Metformin improves tumor response to adoptive cell transfer (ACT) in different models. A, B Growth curve of Lewis lung carcinoma cells (LLC)-ovalbumin (OVA) (A) or EG7 (B) tumors treated or not with ACT of 2 million activated OT-1 CD8 T cells and metformin at 0.5 mg/mL in drinking water (A, pool of four independent experiments, no ACT: n=19; metformin no ACT: n=13; ACT: n=25; metformin and ACT: n=25; B, pool of two independent experiments, no ACT: n=12; metformin no ACT: n=11; ACT: n=13; metformin and ACT: n=13). (C) Growth curve of LLC-OVA tumors on ACT of 2 million activated OT-1 CD8-T cells, pretreated or not in vitro for 3 days with metformin (2 mM) (C, pool of four independent experiments, not-pretreated OT-1: n=38; metformin-pretreated OT-1: n=36). (D, E) Quantification (D) and representative images (E) of hypoxic CD8 T cells in end-stage LLC-OVA tumors treated as in (C) by immunofluorescence (IF) (D, n=10). All data are mean±SEM. ns, not significant; *p<0.05; ***p<0.001; ****p<0.0001, calculated by two-way analysis of variance in (A–C), two-tailed unpaired t-test in (D).

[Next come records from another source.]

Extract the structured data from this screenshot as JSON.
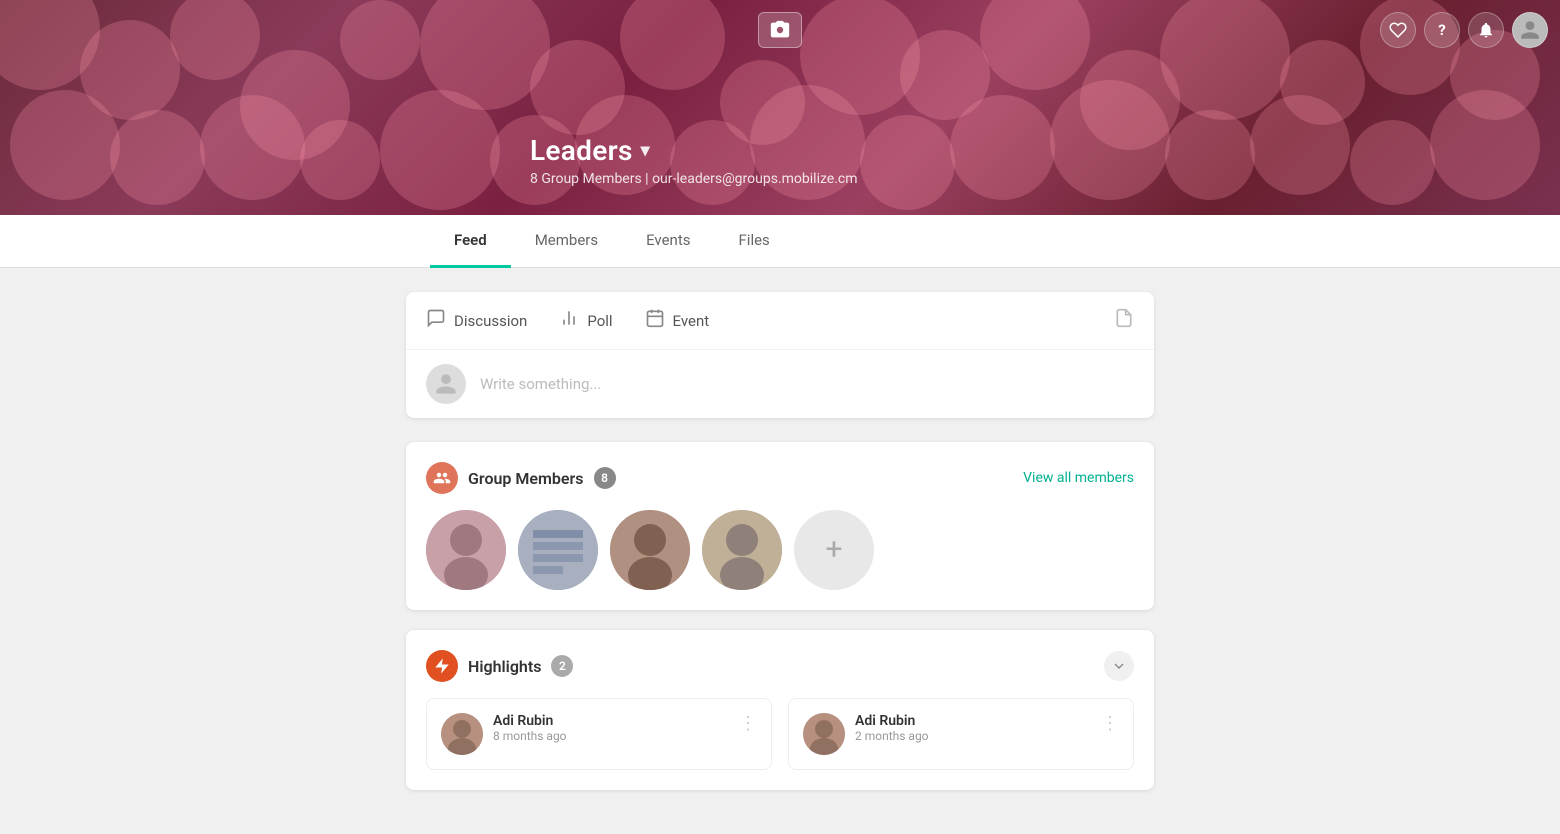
{
  "banner": {
    "camera_label": "📷",
    "group_name": "Leaders",
    "chevron": "▾",
    "meta": "8 Group Members  |  our-leaders@groups.mobilize.cm"
  },
  "topnav": {
    "heart_icon": "♡",
    "question_icon": "?",
    "bell_icon": "🔔",
    "user_icon": "👤"
  },
  "tabs": [
    {
      "label": "Feed",
      "active": true
    },
    {
      "label": "Members",
      "active": false
    },
    {
      "label": "Events",
      "active": false
    },
    {
      "label": "Files",
      "active": false
    }
  ],
  "composer": {
    "discussion_label": "Discussion",
    "poll_label": "Poll",
    "event_label": "Event",
    "placeholder": "Write something..."
  },
  "group_members": {
    "title": "Group Members",
    "count": "8",
    "view_all": "View all members"
  },
  "highlights": {
    "title": "Highlights",
    "count": "2",
    "cards": [
      {
        "name": "Adi Rubin",
        "time": "8 months ago"
      },
      {
        "name": "Adi Rubin",
        "time": "2 months ago"
      }
    ]
  }
}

Metformin prevents hypoxia-induced apoptosis by reducing ROS production

Metformin is a direct inhibitor of the mitochondrial complex I, which is a possible site of production of reactive oxygen species (ROS) together with complex III.35 Due to a suboptimal functioning of the mitochondrial respiratory chain, electron leakage can occur in hypoxia leading to increased ROS production. High ROS production has been associated with T-cell dysfunction in chronic infections and tumors.36–39

We found that metformin reduced ROS accumulation in hypoxic CD8 T cells (figure 5A,B). Moreover, by treating CD8 T cells with different doses of a ROS precursor, tert-butyl hydroperoxide solution (Luperox), we confirmed that oxidative stress decreased CD8 T-cell survival and proliferation (figure 5C and online supplemental figure 7A). Consistently, the antioxidant reduced glutathione (GSH) protected CD8 T cells from hypoxia-induced apoptosis, to a similar extent as metformin (figure 5D). Likewise, N-acetyl-L-cysteine, a cell permeable antioxidant, diminished ROS and reduced apoptosis in normoxic and hypoxic TCRP1A CD8 T cells (online supplemental figure 7B,C). We also observed that hypoxia induced oxidative DNA damage, which was prevented by metformin (figure 5E).

Figure 5

Metformin prevents hypoxia-induced apoptosis by reducing reactive oxygen species (ROS) production. (A, B) Fluorescence-activated cell sorting (FACS) quantification of cellular ROS (A) and mitochondrial ROS (B) in activated TCRP1A CD8 T cells incubated in normoxia (21% O2) or hypoxia (1% O2) in presence or not of metformin (2 mM) at 72 hours; data are expressed as fold change compared with control. (C) FACS quantification of early (Annexin Vpos and 7-aminoactinomycin D (7-AAD)neg) and late apoptosis (Annexin Vpos and 7-AADpos) in activated TCRP1A treated with different doses of tert-butyl hydroperoxide for 48 hours; data are expressed as fold change compared with control. (D) FACS quantification of early (Annexin Vpos and 7-AADneg) and late apoptosis (Annexin Vpos and 7-AADpos) in activated TCRP1A incubated in hypoxia (1% O2) in presence or not of metformin (2 mM) and/or glutathione (GSH) (3.2 mM). (E) Immunofluorescence (IF) quantification of 8-OHdG positive cells among TCRP1A CD8 T cells treated as in A, B for 48 hours by IF; data are expressed as fold change compared with normoxia vehicle. (F) FACS quantification of early (Annexin Vpos and 7-AADneg) and late apoptosis (Annexin Vpos and 7-AADpos) in activated TCRP1A incubated in normoxia (21% O2) or hypoxia (1% O2) in presence or not of IACS-010759 (100 nM); data are expressed as fold change compared with normoxic control. (A, B, E) is a pool of three independent experiments; (C) is a pool of five independent experiments (100 µM dose was assessed in three independent experiments); (D) is a pool of six independent experiments; (F) is a pool of four independent experiments. All the conditions are assessed in triplicate in each individual experiment. MFI, median fluorescence intensity. All data are mean±SEM. ns, not significant; *p<0.05; **p<0.01; ***p<0.001; ****p<0.0001, calculated by two-tailed unpaired t-test.